# AGENTS.md Meta-Prompt Logic

This document explores how `AGENTS.md` functions as a meta-prompt in OpenClaw, guiding both main agents and sub-agents on how to assemble their operational context.

## Overview

In OpenClaw, `AGENTS.md` is treated as a "bootstrap file" that provides foundational instructions for the LLM. It acts as a meta-prompt because it doesn't just provide content—it provides *directions* on which other files the agent should prioritize and how it should handle memory and tools.

## The Assembly Pipeline

The "execution" of the `AGENTS.md` logic happens across several layers of the codebase:

### 1. File Discovery & Loading
- **Location**: workspace.ts
- **Logic**: The `loadWorkspaceBootstrapFiles` function reads a set of predefined files from the workspace directory, including `AGENTS.md`, `SOUL.md`, `USER.md`, and `TOOLS.md`.

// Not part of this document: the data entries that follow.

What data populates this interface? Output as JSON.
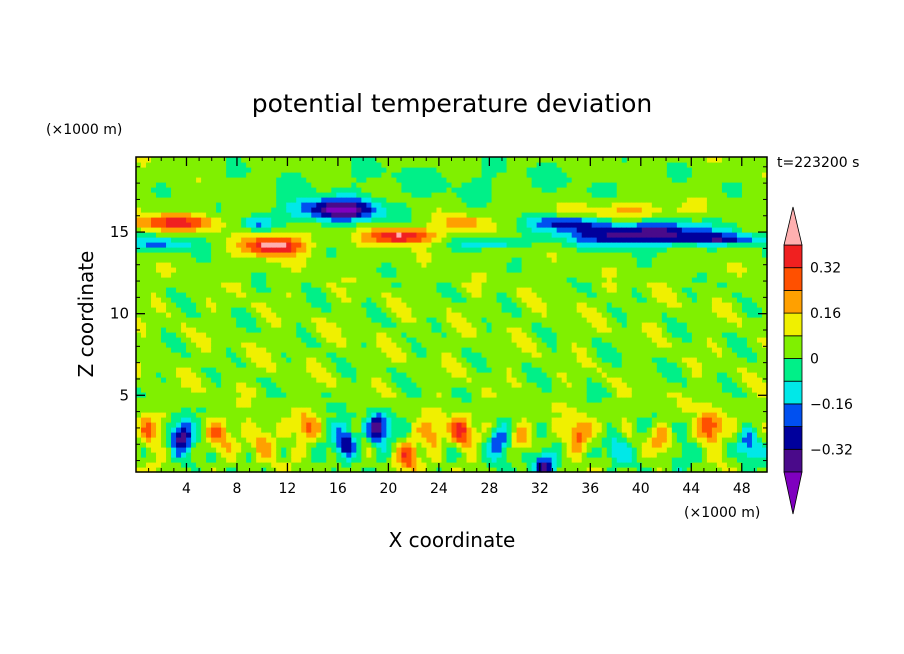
{
  "chart_data": {
    "type": "heatmap",
    "title": "potential temperature deviation",
    "xlabel": "X coordinate",
    "ylabel": "Z coordinate",
    "x_unit": "(×1000 m)",
    "y_unit": "(×1000 m)",
    "time_label": "t=223200 s",
    "xlim": [
      0,
      50
    ],
    "ylim": [
      0.3,
      19.6
    ],
    "x_ticks": [
      4,
      8,
      12,
      16,
      20,
      24,
      28,
      32,
      36,
      40,
      44,
      48
    ],
    "y_ticks": [
      5,
      10,
      15
    ],
    "colorbar": {
      "levels": [
        -0.48,
        -0.4,
        -0.32,
        -0.24,
        -0.16,
        -0.08,
        0,
        0.08,
        0.16,
        0.24,
        0.32,
        0.4,
        0.48
      ],
      "tick_values": [
        -0.32,
        -0.16,
        0,
        0.16,
        0.32
      ],
      "tick_labels": [
        "−0.32",
        "−0.16",
        "0",
        "0.16",
        "0.32"
      ],
      "colors": [
        "#7f00bf",
        "#4a0a8a",
        "#00009c",
        "#0050f0",
        "#00e8e8",
        "#00f088",
        "#80f000",
        "#f0f000",
        "#ffa000",
        "#ff5000",
        "#f02020",
        "#ffb0b0"
      ]
    }
  }
}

### 2. Context Filtering (Sub-agent Logic)
- **Location**: workspace.ts
- **Logic**: For sub-agent sessions, `filterBootstrapFilesForSession` limits the available files to just `AGENTS.md` and `TOOLS.md`. This ensures sub-agents share the workspace rules and tool knowledge but do not inherit the main agent's complex persona (`SOUL.md`).

### 3. Prompt Injection
- **Location**: system-prompt.ts
- **Logic**: The `buildEmbeddedSystemPrompt` function takes these loaded files and injects them into the `## Project Context` section of the system prompt.

### 4. LLM "Execution"
- **Location**: The LLM Inference step.
- **Logic**: When the LLM receives the system prompt, it reads instructions in the `AGENTS.md` section (e.g., "Read `SOUL.md` — this is who you are").
- **Resolution**: Since the code (in step 3) already injected `SOUL.md` into the same prompt, the LLM immediately "finds" the information it was instructed to look for, effectively "assembling" its persona.

## Sequence Diagram

```mermaid
sequenceDiagram
    participant CLI as CLI/Gateway
    participant WP as workspace.ts
    participant BF as bootstrap-files.ts
    participant SP as system-prompt.ts
    participant LLM as LLM (Inference)

    CLI->>WP: loadWorkspaceBootstrapFiles(dir)
    WP-->>CLI: [AGENTS.md, SOUL.md, ...]
    
    CLI->>BF: resolveBootstrapContextForRun()
    BF-->>CLI: contextFiles[]
    
    CLI->>SP: buildEmbeddedSystemPrompt(contextFiles)
    Note over SP: Wraps files in "## Project Context"
    SP-->>CLI: Final System Prompt
    
    CLI->>LLM: Send Prompt
    Note over LLM: Reads AGENTS.md section
    Note over LLM: "I must read SOUL.md"
    Note over LLM: Finds SOUL.md in same prompt
    Note over LLM: Assembles Persona
```

## Significance of the Meta-Prompt
By using `AGENTS.md` as an instruction layer *inside* the prompt, OpenClaw allows technical requirements (like reading specific files or following memory rules) to be communicated to the AI in a language it understands, rather than relying solely on hardcoded logic in the runner.